ARTICLE ISSU DU JOURNAL "L' ARDENNAIS"
En présentant hier à l'Assemblée son vaste projet de loi « Hôpital, patients, santé, territoire », la ministre de la Santé, Roselyne Bachelot, a tenté de concilier les principes de lutte contre
les déserts médicaux et de liberté d'installation des médecins. « L'accès aux soins est une priorité absolue », a décrété la ministre en présentant le texte qui va occuper les députés pendant
trois bonnes semaines.
« Puisque cette réforme se veut préventive, nous devons aussi nous donner les moyens de mieux organiser l'offre de soins dans le respect de la liberté d'installation ».

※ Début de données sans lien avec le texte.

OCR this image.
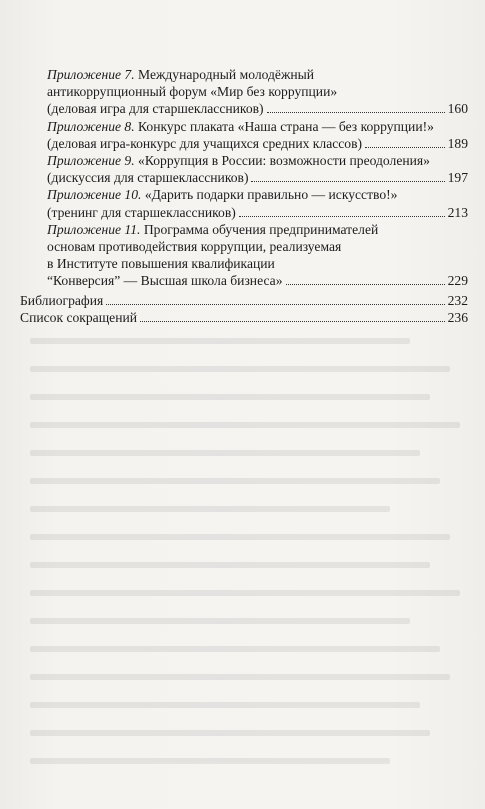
Приложение 7. Международный молодёжный
антикоррупционный форум «Мир без коррупции»
(деловая игра для старшеклассников)	160
Приложение 8. Конкурс плаката «Наша страна — без коррупции!»
(деловая игра-конкурс для учащихся средних классов)	189
Приложение 9. «Коррупция в России: возможности преодоления»
(дискуссия для старшеклассников)	197
Приложение 10. «Дарить подарки правильно — искусство!»
(тренинг для старшеклассников)	213
Приложение 11. Программа обучения предпринимателей
основам противодействия коррупции, реализуемая
в Институте повышения квалификации
“Конверсия” — Высшая школа бизнеса»	229
Библиография	232
Список сокращений	236
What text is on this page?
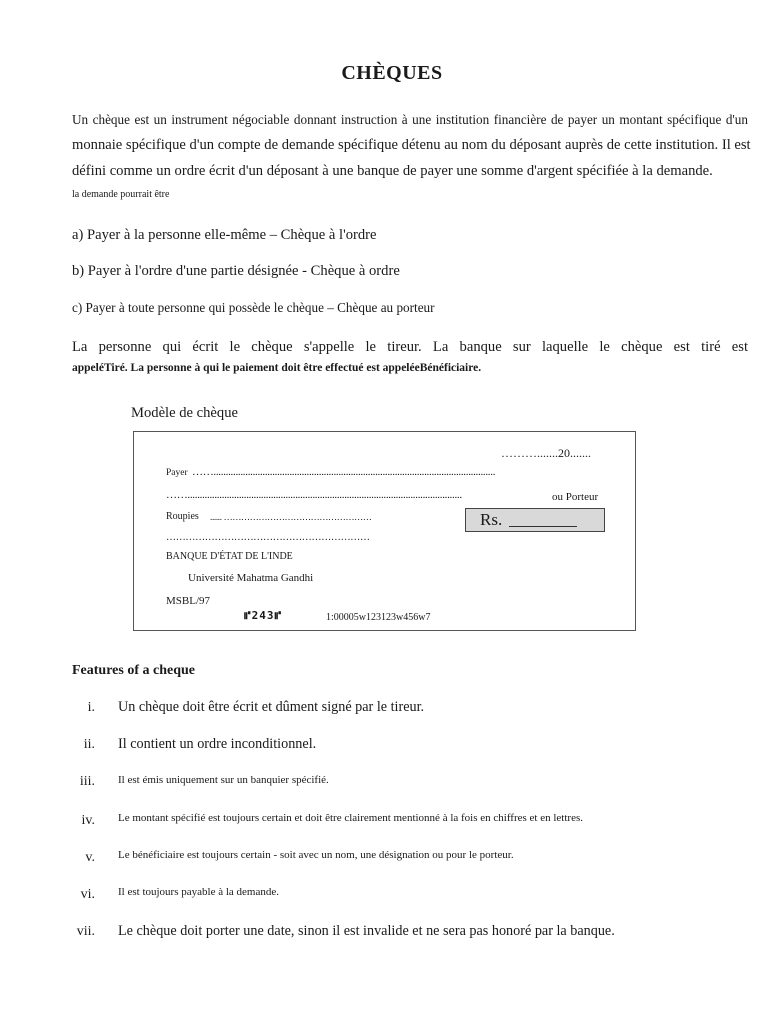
CHÈQUES

Un chèque est un instrument négociable donnant instruction à une institution financière de payer un montant spécifique d'un

monnaie spécifique d'un compte de demande spécifique détenu au nom du déposant auprès de cette institution. Il est

défini comme un ordre écrit d'un déposant à une banque de payer une somme d'argent spécifiée à la demande.

la demande pourrait être

a) Payer à la personne elle-même – Chèque à l'ordre

b) Payer à l'ordre d'une partie désignée - Chèque à ordre

c) Payer à toute personne qui possède le chèque – Chèque au porteur

La personne qui écrit le chèque s'appelle le tireur. La banque sur laquelle le chèque est tiré est

appeléTiré. La personne à qui le paiement doit être effectué est appeléeBénéficiaire.

Modèle de chèque

……….......20.......
Payer ……...................................................................................................................
……................................................................................................................	ou Porteur
Roupies ...... ……………………………………………	Rs.
………………………………………………………
BANQUE D'ÉTAT DE L'INDE
Université Mahatma Gandhi
MSBL/97
⑈243⑈	1:00005w123123w456w7
Features of a cheque
i. Un chèque doit être écrit et dûment signé par le tireur.
ii. Il contient un ordre inconditionnel.
iii. Il est émis uniquement sur un banquier spécifié.
iv. Le montant spécifié est toujours certain et doit être clairement mentionné à la fois en chiffres et en lettres.
v. Le bénéficiaire est toujours certain - soit avec un nom, une désignation ou pour le porteur.
vi. Il est toujours payable à la demande.
vii. Le chèque doit porter une date, sinon il est invalide et ne sera pas honoré par la banque.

« Etant donné que 70 % des médecins s'installent dans la région où ils ont fait leurs études, il importe de former les médecins là où leur présence est la plus nécessaire », a-t-elle
ajouté. La ministre tentait de déminer un aspect sensible de la loi. Après de longues années d'études, les médecins sont en effet très attachés à leur liberté de poser leur plaque là où ils
souhaitent. Les députés ont prévu un amendement pour encourager financièrement les jeunes médecins à ne pas délaisser les déserts médicaux (banlieues, zones rurales…). Un autre amendement PS plus
coercitif entendrait dissuader l'installation dans des zones denses en médecins, a indiqué le député PS de Paris Jean-Marie Le Guen.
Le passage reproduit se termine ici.